PTU-163 Depression and carcinoid syndrome: is there any relationship? A cross-sectional study

Introduction The relationship between brain serotonin and depression is well established. It is also widely accepted that serotonin hyperproduction in carcinoid syndrome does not cross the brain barrier. CNS serotonin is synthesised from tryptophan within serotonergic neurons and a deficiency of this precursor could be possible on carcinoid patients. In this cross-sectional study we evaluated, whether the feelings of depression are associated with neuroendocrine symptomatology. In addition, whether self-report of quality of life is associated with feelings of depression. Methods 47 patients with carcinoid syndrome completed a survey via clinic involving: QoL questionnaires and the Becks Depression Inventory-II (BDI-II).

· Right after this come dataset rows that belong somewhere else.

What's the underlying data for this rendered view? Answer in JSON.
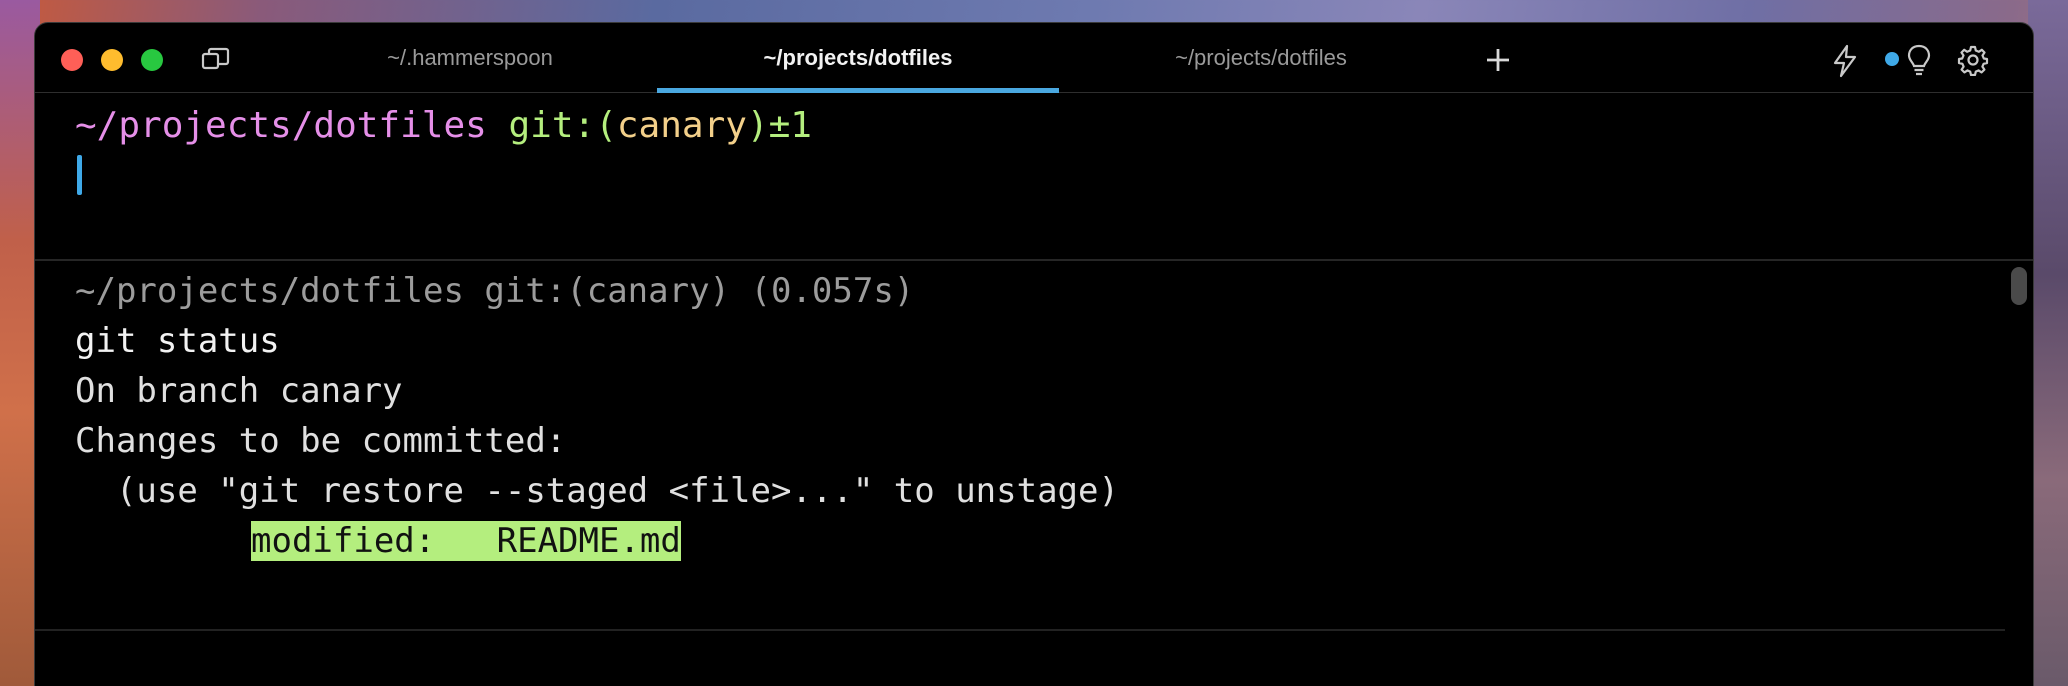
{
  "tabs": [
    {
      "label": "~/.hammerspoon",
      "active": false
    },
    {
      "label": "~/projects/dotfiles",
      "active": true
    },
    {
      "label": "~/projects/dotfiles",
      "active": false
    }
  ],
  "prompt": {
    "path": "~/projects/dotfiles",
    "git_prefix": "git:(",
    "branch": "canary",
    "git_suffix": ")±1"
  },
  "block": {
    "header": "~/projects/dotfiles git:(canary) (0.057s)",
    "command": "git status",
    "output": [
      "On branch canary",
      "Changes to be committed:",
      "  (use \"git restore --staged <file>...\" to unstage)"
    ],
    "highlight_line": "modified:   README.md"
  },
  "colors": {
    "path": "#e58fe8",
    "git": "#b4ee7e",
    "branch": "#f3d08a",
    "accent": "#4aa8e0",
    "highlight_bg": "#b4ee7e"
  },
  "icons": {
    "sidebar": "sidebar-toggle-icon",
    "new_tab": "plus-icon",
    "workflows": "lightning-icon",
    "notification": "dot-icon",
    "ai": "lightbulb-icon",
    "settings": "gear-icon"
  }
}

All questionnaires were counterbalanced. Results 45 out of 47 patients had low scores on the BDI-II and not likely to suffer from depression. Only two participants had moderate depression scores. These scores were negatively associated with self-report of QoL, r=−0.59, N=46, p<0.001. Interestingly, endocrine symptoms that is, flushing and night sweats, were not associated with depressive symptoms: r=0.22, N=44, p=0.15, whereas, gastrointestinal symptoms that is, diarrhoea, abdominal discomfort, bloatedness and indigestion, were strongly associated with depression scores: r=56, N=43, p<0.001. Conclusion Depressive scores in carcinoid patients are often attributed to the stress of diagnoses and adaptation to this chronic disease, however, although a causal relationship has not been established between carcinoid and depression, physicians should consider this possibility when psychological symptoms do not improve with conventional therapy. Further research is needed to understand why gastrointestinal, and not endocrine, symptoms were correlated with depressive symptoms. Competing interests None declared. References 1. Lapeire LD, Tansens A, Lemmens G, et al. Carcinoid encephalopathy: A single entity or a spectrum of different disorders. Acta Oncologica 2010;49:268–70. 2. Major LF, LaVonne Brown G, Wilson WP. Carcinoid and psychiatric symptoms. South Med J 1973;66:797–90. 3. Rosenthal MA. Carcinoid associated encephalitis successfully treated with tryptophan. J Clin Neurosci 2004;11:66–7. 4. Williams MD, Dolenic T. Selective serotonin reuptake inhibitors and patients with carcinoid tumor. Psychosomatics 2005;46:370–2.